Il y a des comportements qui entravent la prise en charge de certains patients dans la zone sanitaire Kandi, Gogounou Ségbana. Entre autres, la réticence d’un patient à se faire référer dans un centre hospitalier qualifié pour une prise en charge optimale. Ceci, sous le poids des préjugés dont ils ont seuls connaissance. La situation est évoquée le jeudi 08 Mai 2025 au cours de revue trimestrielle tenue à la salle de réunion de la direction départementale de la santé Alibori.
“Il y a malheureusement des gens encore qui sont réticents à être référés ou qui préfèrent être référés vers une autre formation sanitaire dans un autre département. Ce qui fait qu’il y a de retard dans leurs prises en charge.” Déplore Zoulkanéri Alassane médecin coordonnateur de la zone sanitaire Kandi, Gogounou Ségbana. La situation devient préoccupante et les responsables sanitaires de la zone ne restent pas les bras croisés. Ils travaillent pour un changement de comportement. “Nous voyons encore même à Kandi centre, dans les centres de santé, où des parents disent je ne veux pas aller à l’hôpital, je préfère rester à la maison. Avec des malades qui sont dans un état grave, qui, si rien n’est fait dans trente minutes, la personne va passer de vie à trépas. Mais on essaie de les convaincre” Poursuit le médecin coordonnateur.n
En dehors du retard dans la prise en charge, ce comportement entraîne parfois des pertes en vies humaines. Le plus souvent des femmes enceintes. Dans la période de janvier à mars 2025, il y a eu 11 décès maternel. Onze femmes qui ont perdu la vie, en voulant donner la vie, se désole Zoulkanéri Alassane. Le travail de sensibilisation a commencé doit se poursuivre. Les autorités sanitaires de la zone sanitaire en appelle à contribution des populations.

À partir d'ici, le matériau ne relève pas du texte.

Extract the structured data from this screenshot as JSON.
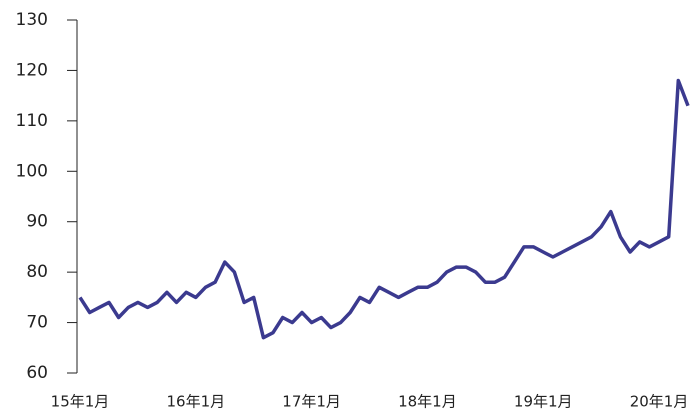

“Nous lançons un appel à tous les élus, maires , les CA et délégués, de faire ce travail de sensibilisation avec la population pour que dès qu’une indication de référence est posée, on dit qu’on doit vous référer à l’hôpital de zone de Kandi. Ainsi, on n’aura plus de temps à perdre en disant d’aller appeler un maire pour intervenir.”
Des maires et CA sont souvent sollicités dans les centres de santé pour demander aux patients d’accepter de se faire référer dans un centre approprié pour la prise en charge. Il faut noter que 718 personnes ont été référées entre janvier et mars.